10. Keep a fitness routine
Whilst juggling your social obligations, it’s tempting to let your training regime fall by the wayside. Finding ways to maintain an hour's bike ride, a 30-minute daily walk or a gym session is key to keeping the extra pounds at bay.
› At a minimum, aim for at least one structured training session per week. Schedule it in your calendar. Get outside if the weather permits, and do a brisk walk or light jog. This will give you some quality "me time", which is often compromised at this time of year with a full social agenda.
› Wake up with exercise. Take advantage of the "golden hour," your first hour upon waking, when your mind is calm and receptive. This is a good time to meditate, do yoga, run or simply breathe.

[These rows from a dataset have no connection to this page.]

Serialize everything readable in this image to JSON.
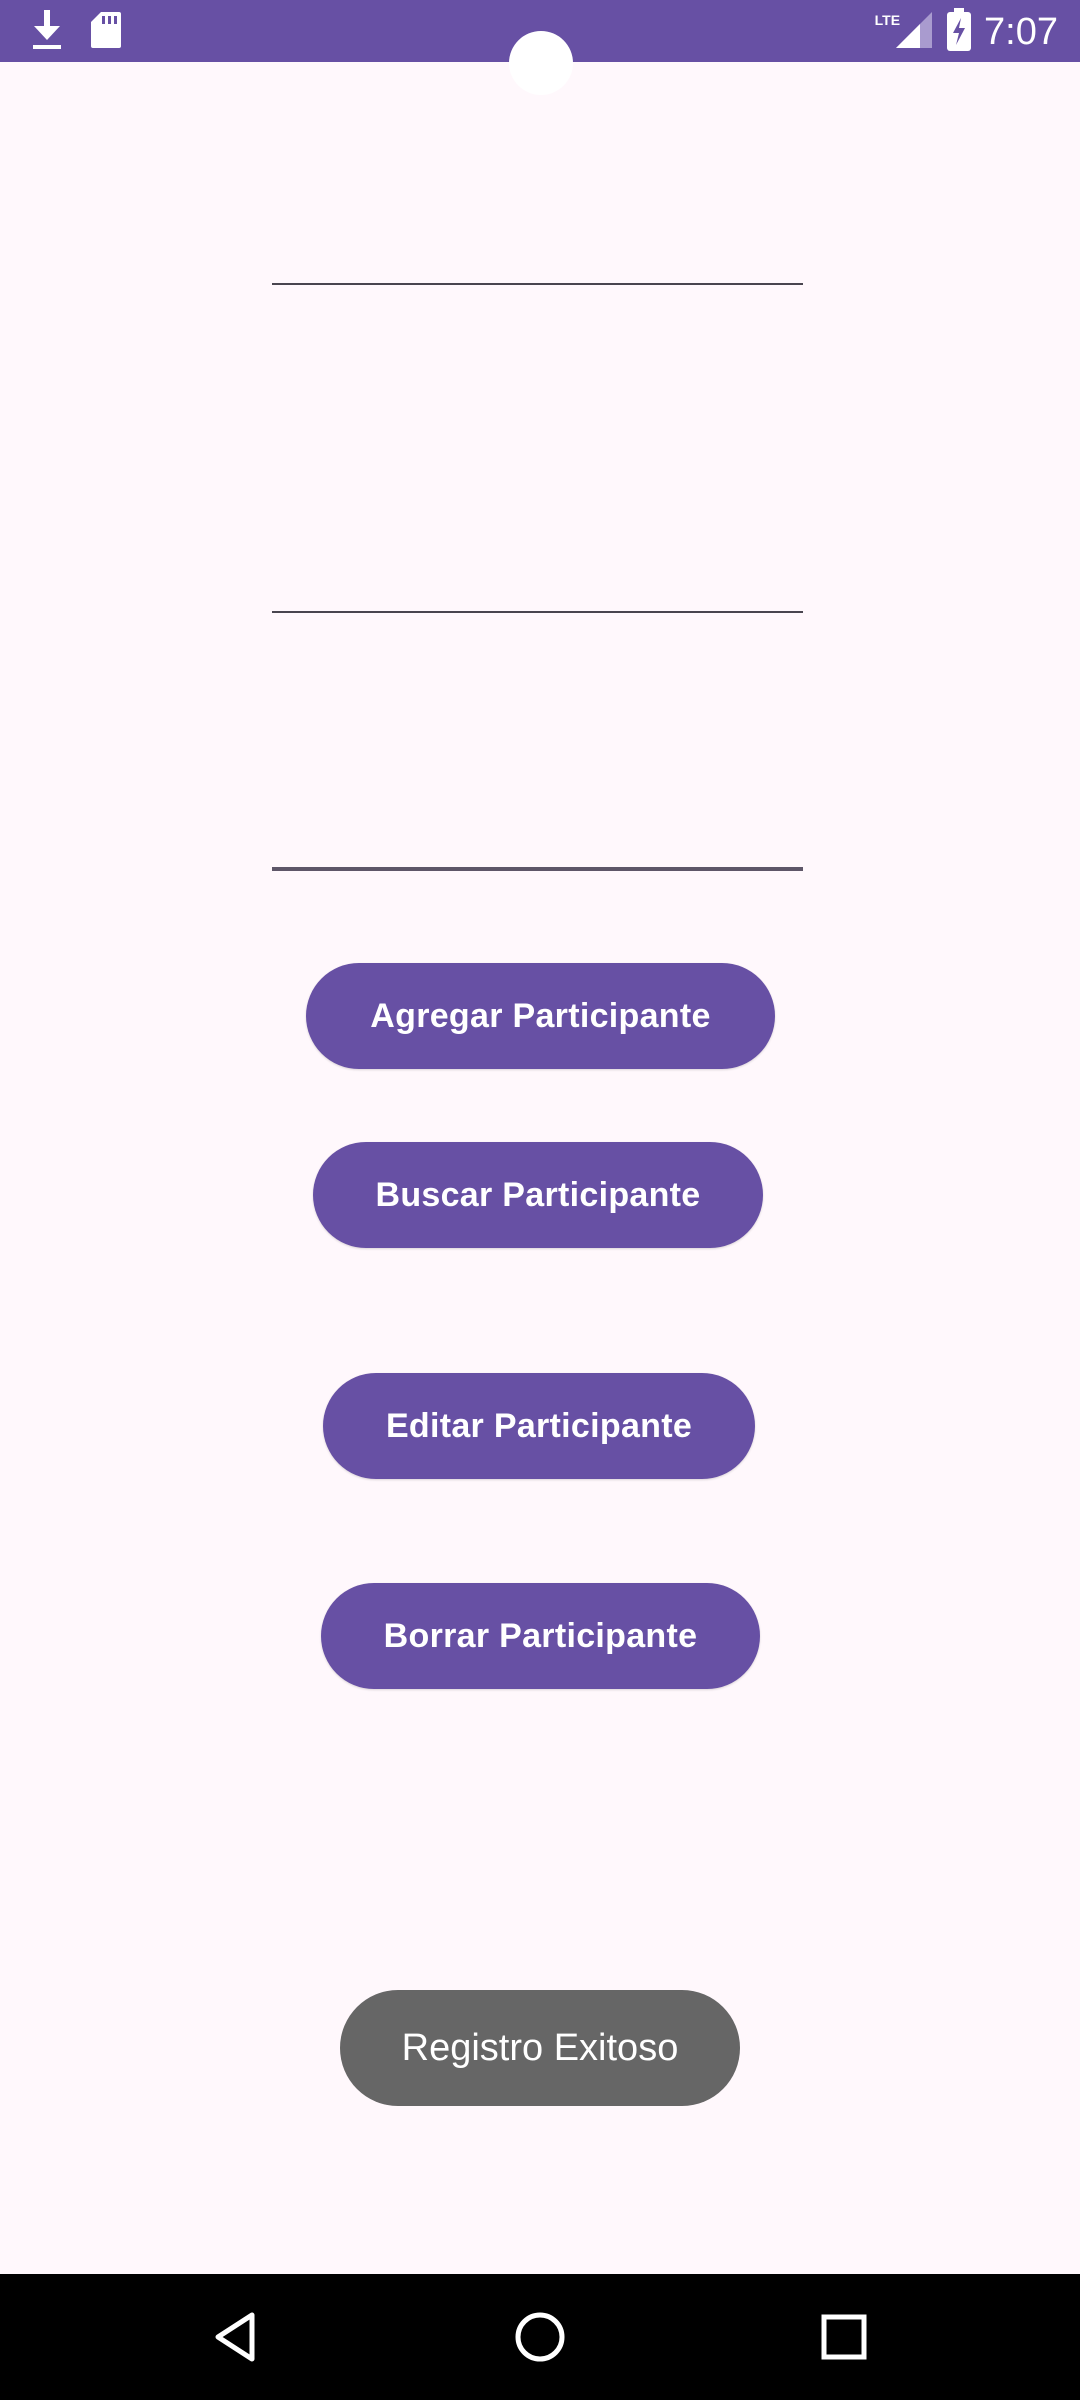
{
  "status_bar": {
    "time": "7:07",
    "network_label": "LTE",
    "background_color": "#6750A4",
    "icons": [
      "download-icon",
      "sd-card-icon",
      "signal-icon",
      "battery-charging-icon"
    ]
  },
  "form": {
    "fields": [
      {
        "value": "",
        "placeholder": ""
      },
      {
        "value": "",
        "placeholder": ""
      },
      {
        "value": "",
        "placeholder": ""
      }
    ]
  },
  "buttons": {
    "add": "Agregar Participante",
    "search": "Buscar Participante",
    "edit": "Editar Participante",
    "delete": "Borrar Participante"
  },
  "toast": {
    "message": "Registro Exitoso"
  },
  "nav_bar": {
    "icons": [
      "back-icon",
      "home-icon",
      "recents-icon"
    ]
  },
  "colors": {
    "primary": "#6750A4",
    "background": "#FFF8FC",
    "toast": "#666666"
  }
}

People who exercise first thing in the morning are more successful at keeping a regular exercise programme than people who exercise later in the day.
› When you exercise, you're less likely to overindulge with food. It also helps you harness your energy during the busy holiday period.
At this time of year, staying on a strict weight loss programme may not be realistic.
However, if you come out of the holidays without gaining any weight, then that is a clear win, making it easier to get back on track in the New Year.